The airport is perhaps antiquated in terms of the Roaring Fork Valley’s modernday desires and updated technology, at least according to some. The airport opened in 1946 with a gravel runway and a log cabin for a terminal. Since the beginning, the airport has catered to a jet-set clientele and, of course, numerous locals with their private planes.
Today, 83% of the planes that land and take off at the airport are private, and 17% of the traffic is commercial service.
Julie Bielenberg/The Aspen Times
The FAA regulates the airport, including everything from the control tower to management of fire response.
The tour included Pitkin Country and airport officials’ aspirations of what would make the airport better: a brand-new expanded terminal, more space for general aviation (i.e., private) jet craft, and additional hangers.
The need for a new taxi way is causing “cannibalism” among other operations of the airport explained Dan Bartholomew, the airport director.
“Right now, it’s like a Tetris game trying to get private planes parked and in out and out of our big festivals like Food & Wine, Snowmass Aspen Jazz, the Fourth of July and more,” he said.
“We have wingtips overlaying one another,” he said, “and we have other people sign very expensive disclosures stating they will not move their private plane during extremely busy times because we park them a few rows deep, and it would be a huge effort on behalf of many people to move the planes around.”
In the aging control tower, the employees can’t even see the entire runway with a direct line of site. It’s still on a septic system, although there are plans to convert this to city sewage.
Julie Bielenberg/The Aspen Times
There’s the overcrowded single hanger. Many general aviation planes will drop off their passengers and then, since in need of a hanger, might fly to Rifle, Eagle, or Centennial to park the planes.
Charles Cunniffe, a long-time architect in Aspen and pilot himself, said, “Additional hangers might also mitigate airport noise.”
Expanded aircraft parking is needed for locals, officials said.
Bartholomew said there are currently 60 spots, which have electricity to heat planes and help from fuel freezing, and the waitlist is that many, as well.
Runway woes aren’t going away.
The tour showcased the repaved runway. It’s reaching its lifespan, and Bartholomew said, “At this point in time, we are going to have to close every year for two weeks to repair the asphalt.”
There is also the issue with Owl Creek, which runs through the airport property.
He said, “We are getting cracks in the pavement and don’t know why this is happening. The road base was laid over boulders, and we know boulders like to migrate to the surface.”
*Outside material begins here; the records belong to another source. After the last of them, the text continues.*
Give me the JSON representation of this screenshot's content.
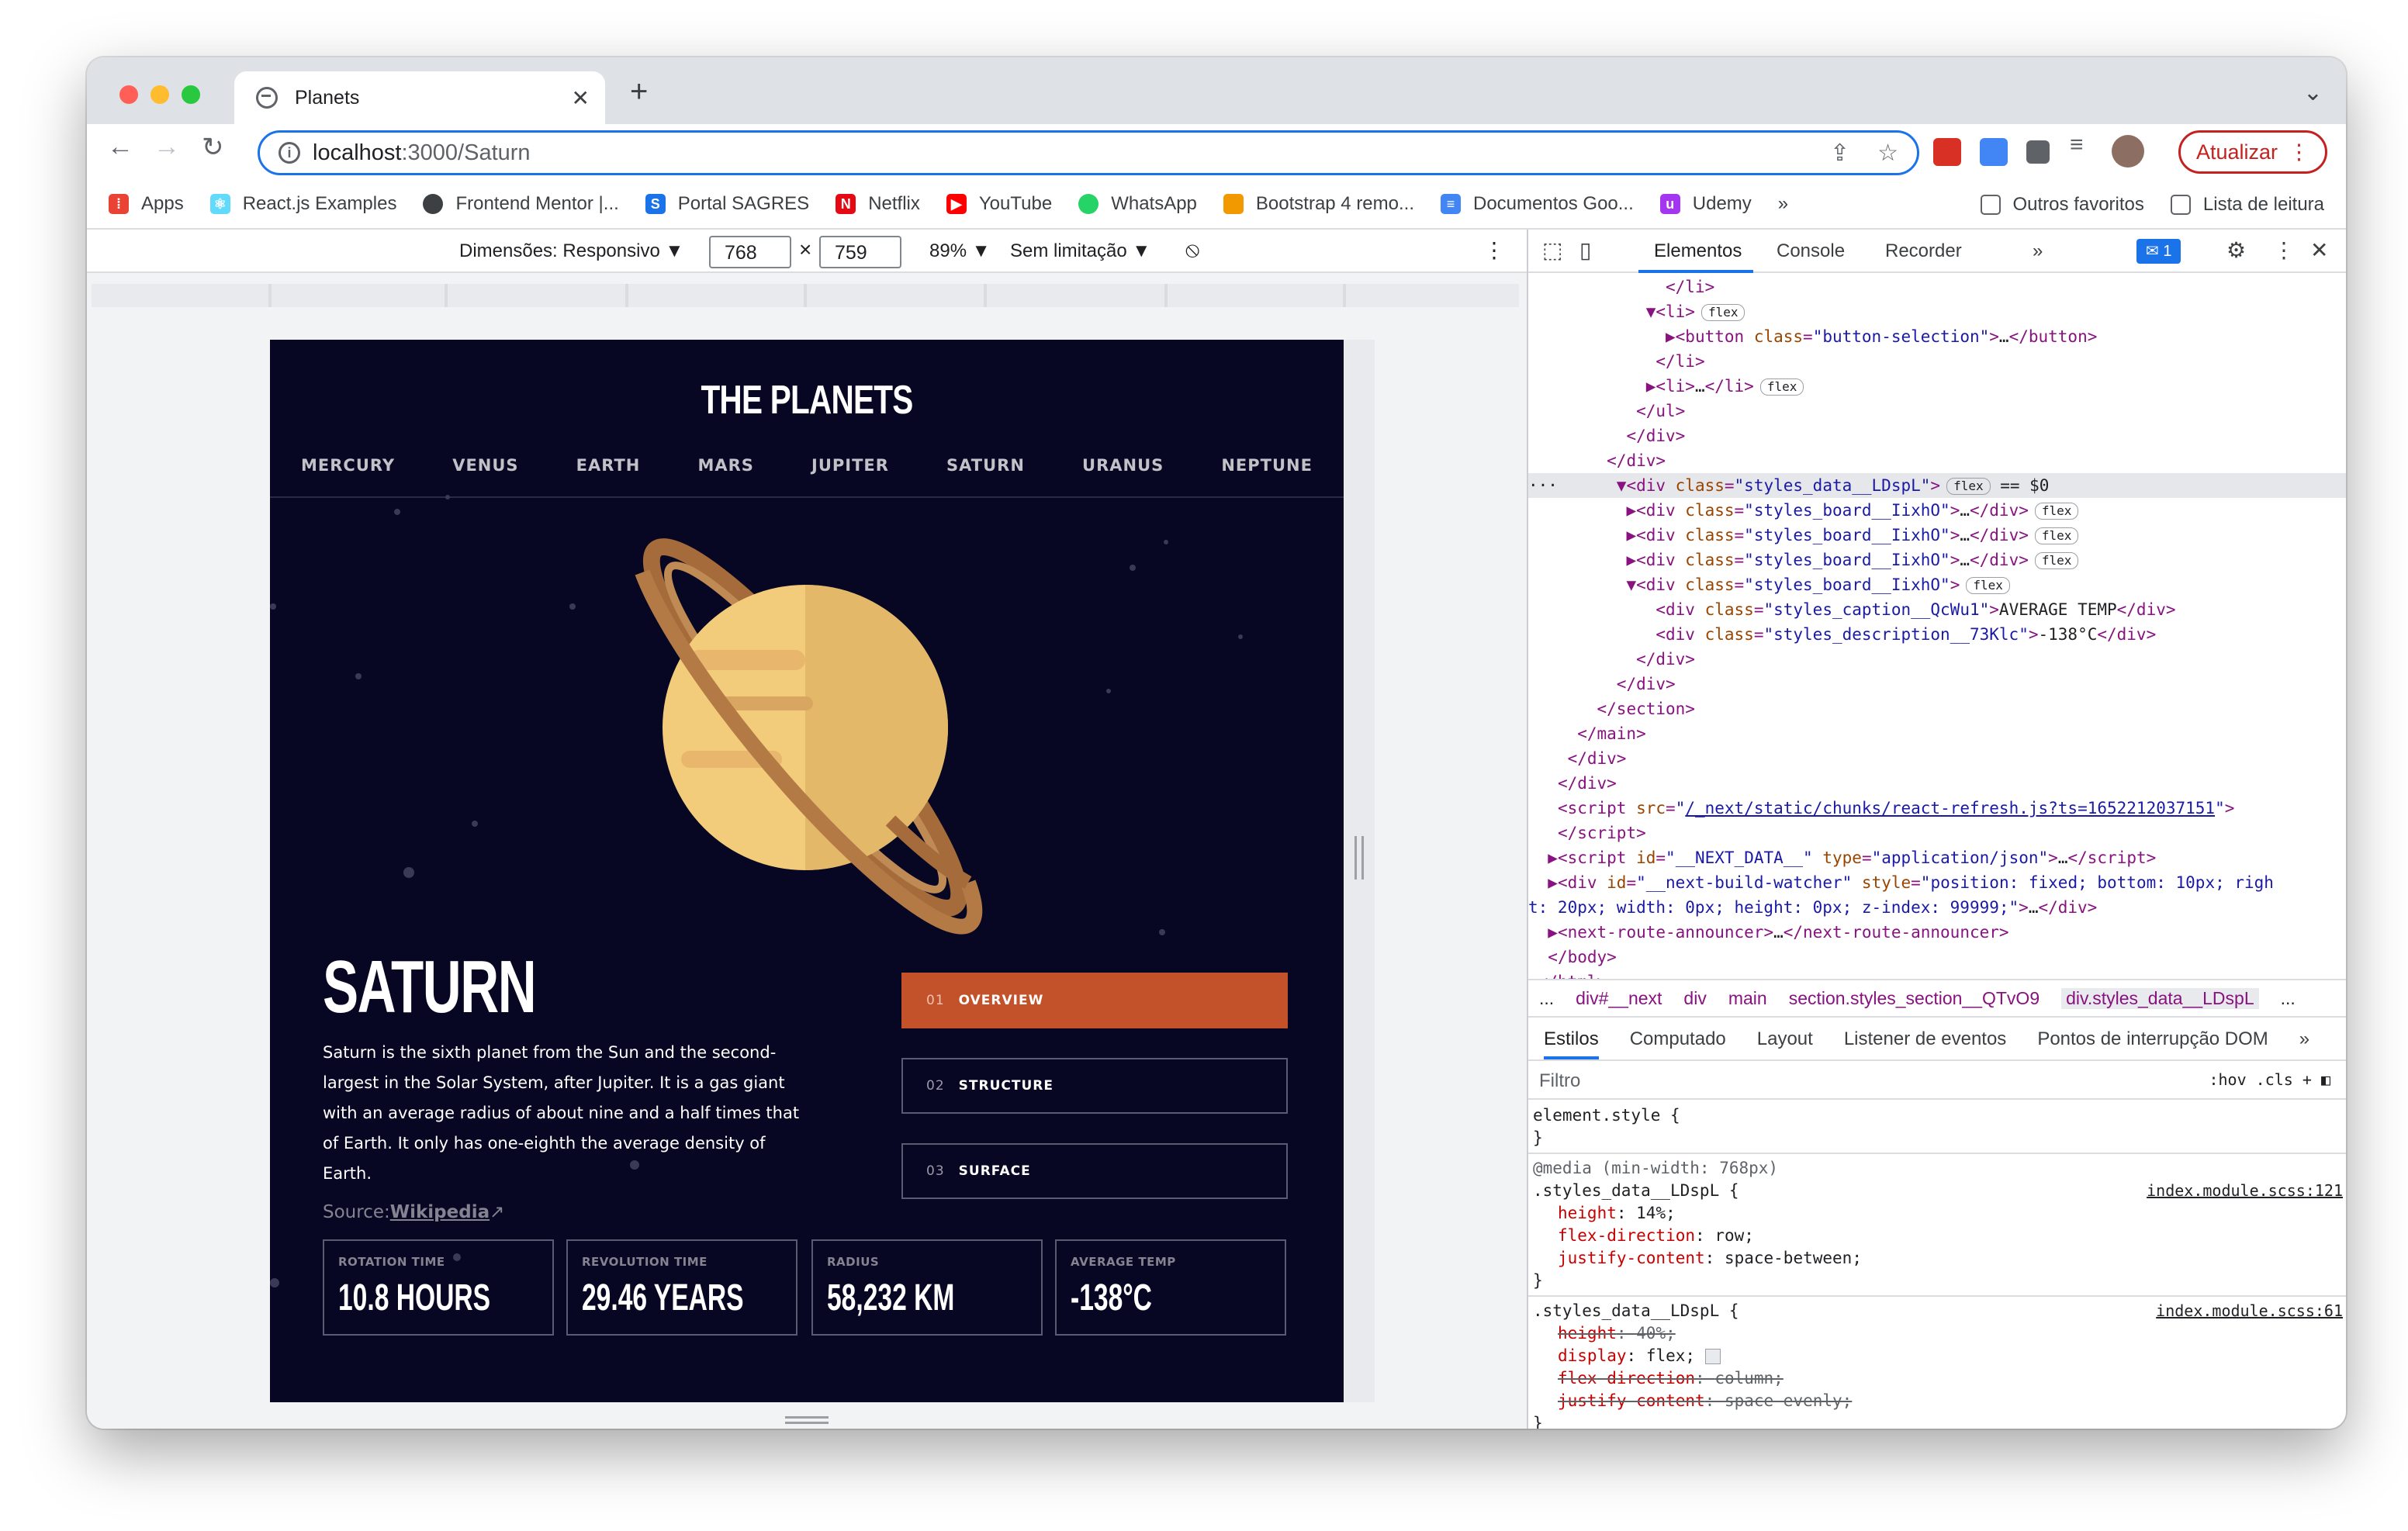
{
  "browser": {
    "tab_title": "Planets",
    "url_host": "localhost",
    "url_rest": ":3000/Saturn",
    "update_label": "Atualizar",
    "bookmarks": [
      {
        "label": "Apps",
        "color": "#ea4335"
      },
      {
        "label": "React.js Examples",
        "color": "#61dafb"
      },
      {
        "label": "Frontend Mentor |...",
        "color": "#3c4043"
      },
      {
        "label": "Portal SAGRES",
        "color": "#1a73e8"
      },
      {
        "label": "Netflix",
        "color": "#e50914"
      },
      {
        "label": "YouTube",
        "color": "#ff0000"
      },
      {
        "label": "WhatsApp",
        "color": "#25d366"
      },
      {
        "label": "Bootstrap 4 remo...",
        "color": "#f29900"
      },
      {
        "label": "Documentos Goo...",
        "color": "#4285f4"
      },
      {
        "label": "Udemy",
        "color": "#a435f0"
      }
    ],
    "bookmarks_more": "»",
    "other_favorites": "Outros favoritos",
    "reading_list": "Lista de leitura"
  },
  "device_toolbar": {
    "dimensions_label": "Dimensões: Responsivo ▼",
    "width": "768",
    "times": "×",
    "height": "759",
    "zoom": "89% ▼",
    "throttle": "Sem limitação ▼"
  },
  "planet_page": {
    "logo": "THE PLANETS",
    "nav": [
      "MERCURY",
      "VENUS",
      "EARTH",
      "MARS",
      "JUPITER",
      "SATURN",
      "URANUS",
      "NEPTUNE"
    ],
    "name": "SATURN",
    "description": "Saturn is the sixth planet from the Sun and the second-largest in the Solar System, after Jupiter. It is a gas giant with an average radius of about nine and a half times that of Earth. It only has one-eighth the average density of Earth.",
    "source_prefix": "Source:",
    "source_link": "Wikipedia",
    "buttons": [
      {
        "num": "01",
        "label": "OVERVIEW"
      },
      {
        "num": "02",
        "label": "STRUCTURE"
      },
      {
        "num": "03",
        "label": "SURFACE"
      }
    ],
    "stats": [
      {
        "caption": "ROTATION TIME",
        "value": "10.8 HOURS"
      },
      {
        "caption": "REVOLUTION TIME",
        "value": "29.46 YEARS"
      },
      {
        "caption": "RADIUS",
        "value": "58,232 KM"
      },
      {
        "caption": "AVERAGE TEMP",
        "value": "-138°C"
      }
    ],
    "accent_color": "#c3522b"
  },
  "devtools": {
    "tabs": [
      "Elementos",
      "Console",
      "Recorder",
      "»"
    ],
    "issues_count": "1",
    "breadcrumbs": [
      "...",
      "div#__next",
      "div",
      "main",
      "section.styles_section__QTvO9",
      "div.styles_data__LDspL",
      "..."
    ],
    "style_tabs": [
      "Estilos",
      "Computado",
      "Layout",
      "Listener de eventos",
      "Pontos de interrupção DOM",
      "»"
    ],
    "filter_placeholder": "Filtro",
    "filter_right": ":hov .cls + ",
    "element_style": "element.style {",
    "close_brace": "}",
    "media": "@media (min-width: 768px)",
    "rule1_selector": ".styles_data__LDspL {",
    "rule1_source": "index.module.scss:121",
    "rule1_props": [
      {
        "name": "height",
        "value": "14%;"
      },
      {
        "name": "flex-direction",
        "value": "row;"
      },
      {
        "name": "justify-content",
        "value": "space-between;"
      }
    ],
    "rule2_selector": ".styles_data__LDspL {",
    "rule2_source": "index.module.scss:61",
    "rule2_props": [
      {
        "name": "height",
        "value": "40%;",
        "struck": true
      },
      {
        "name": "display",
        "value": "flex;",
        "struck": false
      },
      {
        "name": "flex-direction",
        "value": "column;",
        "struck": true
      },
      {
        "name": "justify-content",
        "value": "space-evenly;",
        "struck": true
      }
    ]
  }
}
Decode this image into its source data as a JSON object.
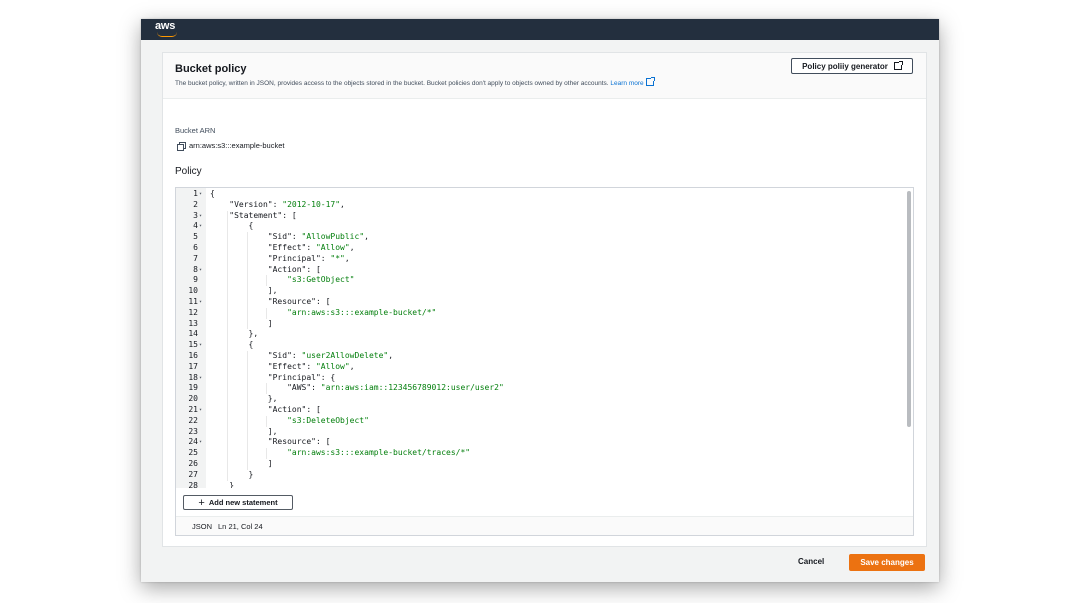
{
  "brand": {
    "logo_text": "aws",
    "accent": "#ff9900",
    "topbar_color": "#232f3e"
  },
  "panel": {
    "title": "Bucket policy",
    "description": "The bucket policy, written in JSON, provides access to the objects stored in the bucket. Bucket policies don't apply to objects owned by other accounts.",
    "learn_more": "Learn more",
    "generator_button": "Policy poliiy generator"
  },
  "arn": {
    "label": "Bucket ARN",
    "value": "arn:aws:s3:::example-bucket"
  },
  "policy": {
    "label": "Policy",
    "code_lines": [
      "{",
      "    \"Version\": \"2012-10-17\",",
      "    \"Statement\": [",
      "        {",
      "            \"Sid\": \"AllowPublic\",",
      "            \"Effect\": \"Allow\",",
      "            \"Principal\": \"*\",",
      "            \"Action\": [",
      "                \"s3:GetObject\"",
      "            ],",
      "            \"Resource\": [",
      "                \"arn:aws:s3:::example-bucket/*\"",
      "            ]",
      "        },",
      "        {",
      "            \"Sid\": \"user2AllowDelete\",",
      "            \"Effect\": \"Allow\",",
      "            \"Principal\": {",
      "                \"AWS\": \"arn:aws:iam::123456789012:user/user2\"",
      "            },",
      "            \"Action\": [",
      "                \"s3:DeleteObject\"",
      "            ],",
      "            \"Resource\": [",
      "                \"arn:aws:s3:::example-bucket/traces/*\"",
      "            ]",
      "        }",
      "    }"
    ],
    "foldable_lines": [
      1,
      3,
      4,
      8,
      11,
      15,
      18,
      21,
      24
    ],
    "add_statement_button": "Add new statement",
    "status_mode": "JSON",
    "status_cursor": "Ln 21, Col 24"
  },
  "footer": {
    "cancel": "Cancel",
    "save": "Save changes",
    "save_color": "#ec7211"
  }
}
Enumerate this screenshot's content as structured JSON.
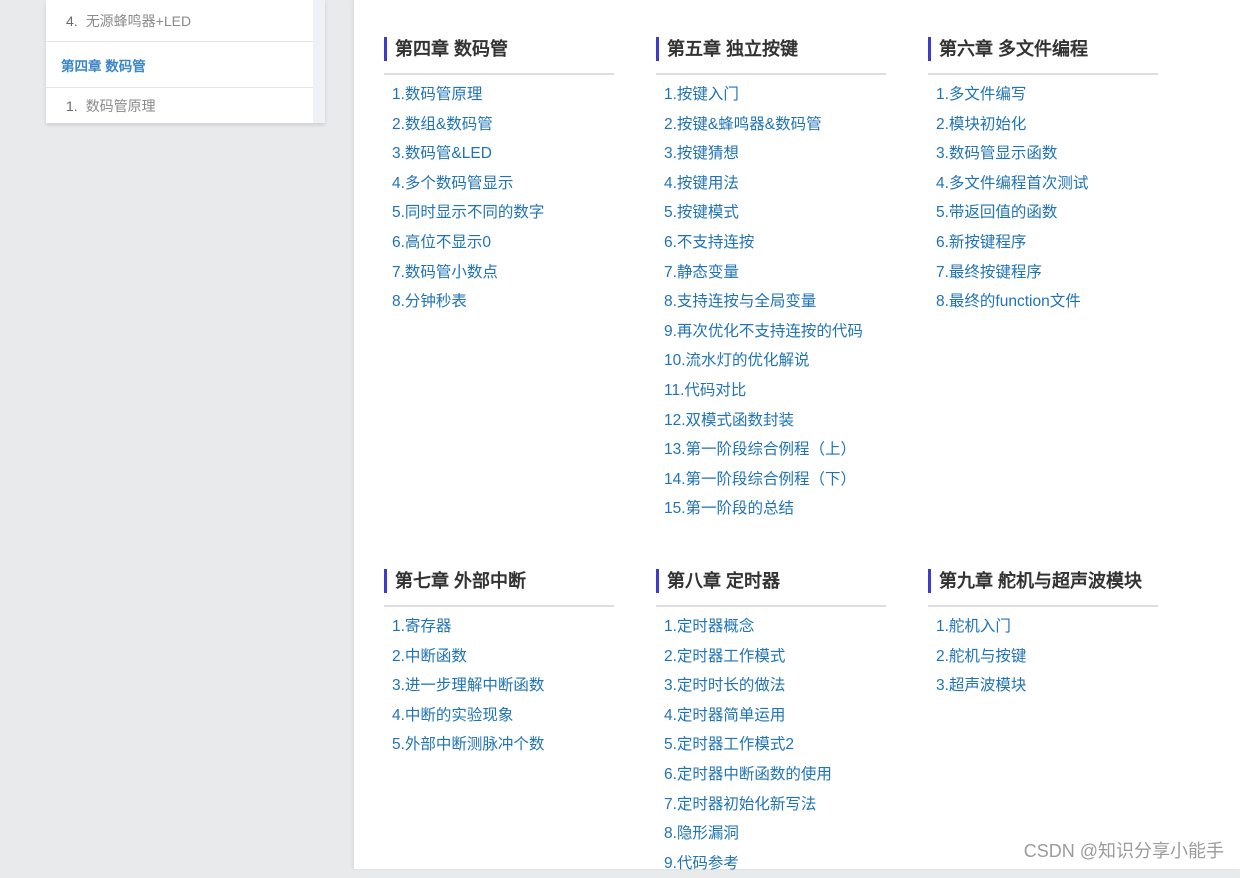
{
  "sidebar": {
    "items": [
      {
        "num": "4.",
        "label": "无源蜂鸣器+LED"
      },
      {
        "section": "第四章 数码管"
      },
      {
        "num": "1.",
        "label": "数码管原理"
      }
    ]
  },
  "chapters": [
    {
      "title": "第四章 数码管",
      "items": [
        "1.数码管原理",
        "2.数组&数码管",
        "3.数码管&LED",
        "4.多个数码管显示",
        "5.同时显示不同的数字",
        "6.高位不显示0",
        "7.数码管小数点",
        "8.分钟秒表"
      ]
    },
    {
      "title": "第五章 独立按键",
      "items": [
        "1.按键入门",
        "2.按键&蜂鸣器&数码管",
        "3.按键猜想",
        "4.按键用法",
        "5.按键模式",
        "6.不支持连按",
        "7.静态变量",
        "8.支持连按与全局变量",
        "9.再次优化不支持连按的代码",
        "10.流水灯的优化解说",
        "11.代码对比",
        "12.双模式函数封装",
        "13.第一阶段综合例程（上）",
        "14.第一阶段综合例程（下）",
        "15.第一阶段的总结"
      ]
    },
    {
      "title": "第六章 多文件编程",
      "items": [
        "1.多文件编写",
        "2.模块初始化",
        "3.数码管显示函数",
        "4.多文件编程首次测试",
        "5.带返回值的函数",
        "6.新按键程序",
        "7.最终按键程序",
        "8.最终的function文件"
      ]
    },
    {
      "title": "第七章 外部中断",
      "items": [
        "1.寄存器",
        "2.中断函数",
        "3.进一步理解中断函数",
        "4.中断的实验现象",
        "5.外部中断测脉冲个数"
      ]
    },
    {
      "title": "第八章 定时器",
      "items": [
        "1.定时器概念",
        "2.定时器工作模式",
        "3.定时时长的做法",
        "4.定时器简单运用",
        "5.定时器工作模式2",
        "6.定时器中断函数的使用",
        "7.定时器初始化新写法",
        "8.隐形漏洞",
        "9.代码参考"
      ]
    },
    {
      "title": "第九章 舵机与超声波模块",
      "items": [
        "1.舵机入门",
        "2.舵机与按键",
        "3.超声波模块"
      ]
    }
  ],
  "watermark": "CSDN @知识分享小能手",
  "colors": {
    "link": "#1f73b7",
    "accent_bar": "#3b3bd0",
    "sidebar_section": "#3a86c8"
  }
}
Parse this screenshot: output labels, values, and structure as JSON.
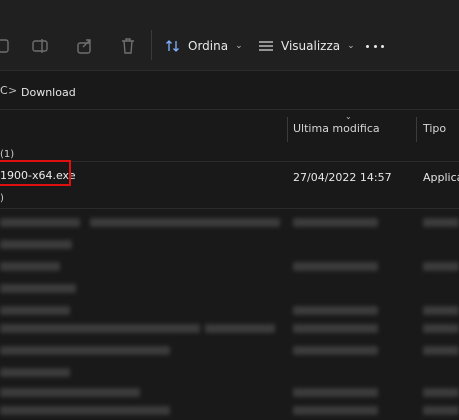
{
  "toolbar": {
    "icons": [
      "copy-icon",
      "rename-icon",
      "share-icon",
      "delete-icon"
    ],
    "sort": {
      "icon": "sort-icon",
      "label": "Ordina"
    },
    "view": {
      "icon": "view-icon",
      "label": "Visualizza"
    },
    "more_icon": "more-icon"
  },
  "address": {
    "prev_fragment": "C",
    "separator": ">",
    "current": "Download"
  },
  "columns": {
    "modified": "Ultima modifica",
    "type": "Tipo"
  },
  "groups": {
    "first": "(1)",
    "second": ")"
  },
  "file": {
    "name": "1900-x64.exe",
    "modified": "27/04/2022 14:57",
    "type": "Applica"
  },
  "colors": {
    "background": "#191919",
    "toolbar": "#202020",
    "highlight": "#e01010"
  }
}
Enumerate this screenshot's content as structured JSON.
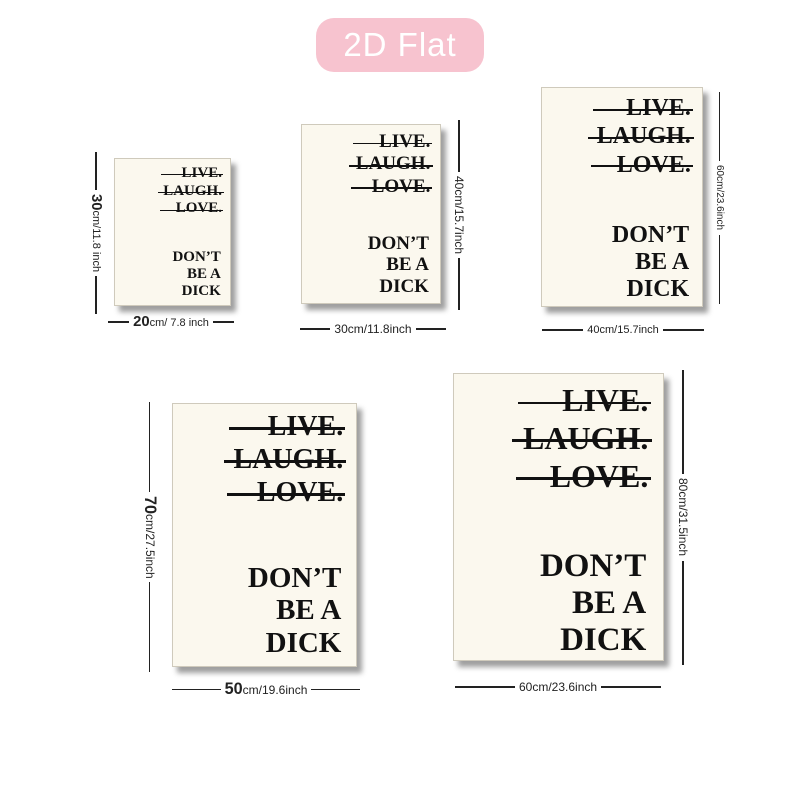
{
  "badge": "2D Flat",
  "poster": {
    "strike_lines": [
      "LIVE.",
      "LAUGH.",
      "LOVE."
    ],
    "tagline": [
      "DON’T",
      "BE A",
      "DICK"
    ],
    "colors": {
      "paper": "#fbf8ee",
      "ink": "#111111",
      "badge": "#f7c3cf"
    }
  },
  "sizes": [
    {
      "width_cm": "20",
      "width_unit": "cm/",
      "width_in": " 7.8 inch",
      "height_cm": "30",
      "height_unit": "cm/",
      "height_in": "11.8 inch"
    },
    {
      "width_cm": "30",
      "width_unit": "cm/",
      "width_in": "11.8inch",
      "height_cm": "40",
      "height_unit": "cm/",
      "height_in": "15.7inch"
    },
    {
      "width_cm": "40",
      "width_unit": "cm/",
      "width_in": "15.7inch",
      "height_cm": "60",
      "height_unit": "cm/",
      "height_in": "23.6inch"
    },
    {
      "width_cm": "50",
      "width_unit": "cm/",
      "width_in": "19.6inch",
      "height_cm": "70",
      "height_unit": "cm/",
      "height_in": "27.5inch"
    },
    {
      "width_cm": "60",
      "width_unit": "cm/",
      "width_in": "23.6inch",
      "height_cm": "80",
      "height_unit": "cm/",
      "height_in": "31.5inch"
    }
  ]
}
And other problems — the need for more terminals, more concessions, more space for everything — needs to be negotiated between the FAA and the county, according to airport officials.
Julie Bielenberg/The Aspen Times
A local on the tour said she heard rumors that there were people who would just saunter over to the general aviation hangar in the late ’70s and hitchhike a flight. While everyone on the tour chuckled, Cunniffe mentioned he had done this himself.
Bartholomew said it wouldn’t be as easy to do nowadays with new security measures — but it’s not entirely out of the question, either.